We do need a test case but running a poker bot is clearly an attempt to cheat. The bot is banned by the Ts and Cs and it interferes directly with the betting process/game vs another player.
I completely disagree. A traditional bot does not interfere with the betting process at all, it only follows the rules of the betting process in an automated fashion. If we are talking about poker only, then that would be associated with deception, not interference, since the mechanics of poker assume another player. So that
could be cheating. But even that would require a court case to determine.
"The generality of section 1" - cheating is the offence. Running automated gambling software that is specifically banned from the game in order to try and gain an unfair advantage is almost the very definition of cheating.
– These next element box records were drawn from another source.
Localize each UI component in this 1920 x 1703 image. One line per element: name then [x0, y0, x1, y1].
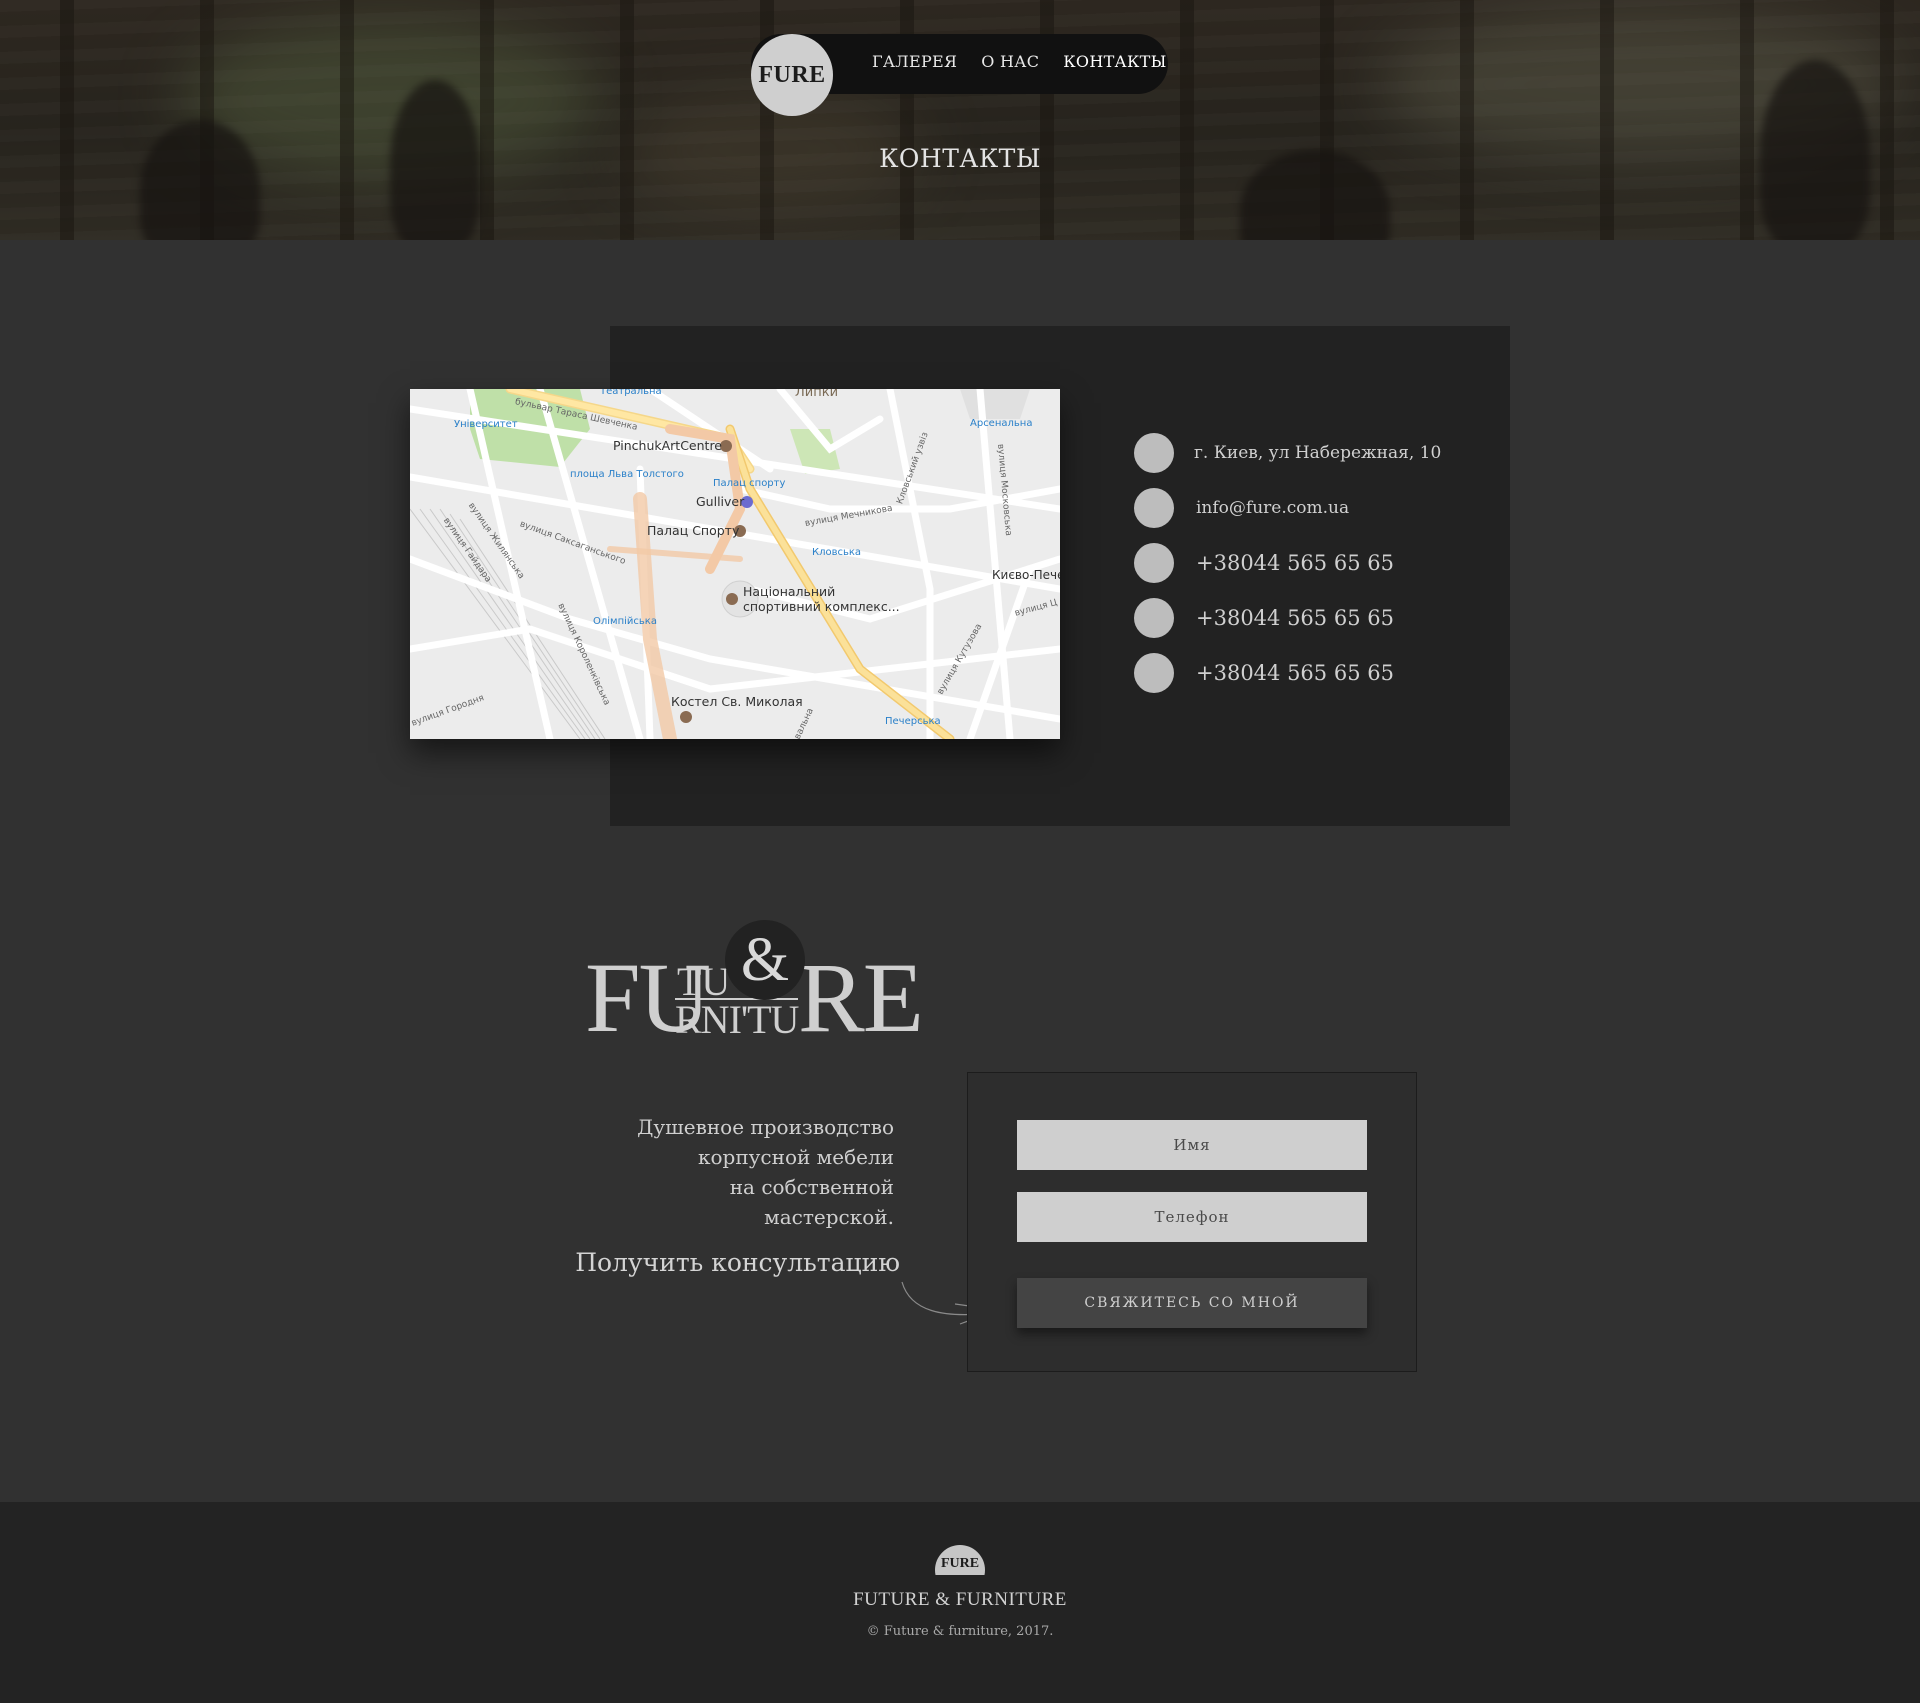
mail-icon: [1134, 488, 1174, 528]
consultation-form: СВЯЖИТЕСЬ СО МНОЙ: [967, 1072, 1417, 1372]
contact-me-button[interactable]: СВЯЖИТЕСЬ СО МНОЙ: [1017, 1278, 1367, 1328]
tagline-line: Душевное производство: [637, 1115, 894, 1139]
footer-logo[interactable]: FURE: [935, 1545, 985, 1575]
logo-re: RE: [798, 942, 924, 1053]
map-label: спортивний комплекс...: [743, 599, 900, 614]
phone-icon: [1134, 653, 1174, 693]
tagline-line: на собственной: [729, 1175, 894, 1199]
map-label: Палац Спорту: [647, 523, 740, 538]
location-map[interactable]: Театральна бульвар Тараса Шевченка Липки…: [410, 389, 1060, 739]
map-label: Липки: [795, 389, 839, 400]
tagline-line: корпусной мебели: [697, 1145, 894, 1169]
nav-logo[interactable]: FURE: [751, 34, 833, 116]
map-label: Костел Св. Миколая: [671, 694, 803, 709]
map-label: Національний: [743, 584, 836, 599]
nav-link-gallery[interactable]: ГАЛЕРЕЯ: [872, 52, 957, 71]
tagline-line: мастерской.: [764, 1205, 894, 1229]
email-link[interactable]: info@fure.com.ua: [1196, 498, 1349, 518]
map-label: Арсенальна: [970, 418, 1033, 429]
footer-copyright: © Future & furniture, 2017.: [866, 1624, 1054, 1639]
footer-logo-text: FURE: [940, 1556, 980, 1571]
phone-field[interactable]: [1017, 1192, 1367, 1242]
phone-link[interactable]: +38044 565 65 65: [1196, 661, 1394, 685]
nav-link-about[interactable]: О НАС: [981, 52, 1039, 71]
page-title: КОНТАКТЫ: [879, 144, 1041, 173]
footer-brand-name: FUTURE & FURNITURE: [853, 1589, 1067, 1610]
map-label: Києво-Пече: [992, 568, 1060, 582]
footer: FURE FUTURE & FURNITURE © Future & furni…: [0, 1502, 1920, 1703]
contact-email[interactable]: info@fure.com.ua: [1134, 488, 1349, 528]
contact-address: г. Киев, ул Набережная, 10: [1134, 433, 1441, 473]
location-icon: [1134, 433, 1174, 473]
phone-link[interactable]: +38044 565 65 65: [1196, 551, 1394, 575]
phone-icon: [1134, 543, 1174, 583]
logo-ampersand: &: [725, 920, 805, 1000]
map-label: Печерська: [885, 716, 941, 727]
name-field[interactable]: [1017, 1120, 1367, 1170]
consult-heading: Получить консультацию: [575, 1248, 900, 1277]
map-label: Палац спорту: [713, 478, 786, 489]
phone-icon: [1134, 598, 1174, 638]
map-label: Gulliver: [696, 494, 745, 509]
logo-tu: TU: [677, 959, 731, 1004]
map-label: площа Льва Толстого: [570, 469, 684, 480]
contact-phone[interactable]: +38044 565 65 65: [1134, 653, 1394, 693]
nav-logo-text: FURE: [758, 61, 826, 88]
nav-links: ГАЛЕРЕЯ О НАС КОНТАКТЫ: [872, 52, 1167, 71]
map-label: Кловська: [812, 547, 862, 558]
brand-logo: FU TU RNI'TU RE &: [585, 920, 924, 1048]
map-label: PinchukArtCentre: [613, 438, 723, 453]
tagline: Душевное производство корпусной мебели н…: [637, 1112, 894, 1232]
nav-link-contacts[interactable]: КОНТАКТЫ: [1063, 52, 1166, 71]
phone-link[interactable]: +38044 565 65 65: [1196, 606, 1394, 630]
address-text: г. Киев, ул Набережная, 10: [1194, 443, 1442, 463]
logo-rni: RNI'TU: [675, 997, 799, 1042]
map-label: Театральна: [600, 389, 662, 397]
map-label: Олімпійська: [593, 616, 657, 627]
contact-phone[interactable]: +38044 565 65 65: [1134, 543, 1394, 583]
map-label: Університет: [454, 419, 518, 430]
contact-phone[interactable]: +38044 565 65 65: [1134, 598, 1394, 638]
There is deception, the game rules are broken and the outcome (betting patterns in poker effect the outcome) is altered or rather attempted to be altered. The whole process of the game is altered by the bot, the virtual game fundamentally altered.
I again disagree completely. Your second sentence is loaded with the term "unfair advantage," which assumes something that is unfair. We then need to define "unfair". For something to be unfair, one player must have access to something that other players do not. That still doesn't count as cheating, though. I might have an IQ of 4000 that makes me invincible at Poker. That's certainly unfair. So whether something is unfair or not is immaterial to a determination of cheating.
Cheating must be active. As such, it must be a circumvention of game mechanics. The process of the game must be interfered with. That is why
the law specifically mentions this. That does not happen with a bot. That does not happen with false identity. That happens with hacking. We are not talking about hacking. The game rules are thus not broken.
Moreover, if we allow for the utter generality of "cheating" without definition, cheating is then defined as doing anything against the T&C's of a casino. This law would then give casinos unilateral ability to
write laws, which is patently absurd. No court on Earth would accept that line of argument.
Your poker example is problematic.
All behavior affects the outcome of poker. That's what poker is. And the whole point of poker is to alter or attempt to alter the outcome. Unless I can spy on my opponents cards, there is no clear-cut case of cheating here. And again, a bot changes nothing except the behavior of the player. The game is not fundamentally altered.
Similarly collusion in online poker is an offence. It is against the rules, it effects the outcome and is done to achieve an unfair advantage.
Poker collusion rules exist almost exclusively to prevent chip dumping, which is associated with money laundering.
Importantly, all of this has been quite the derail of the thread. The important point is that the player in question did not break the law.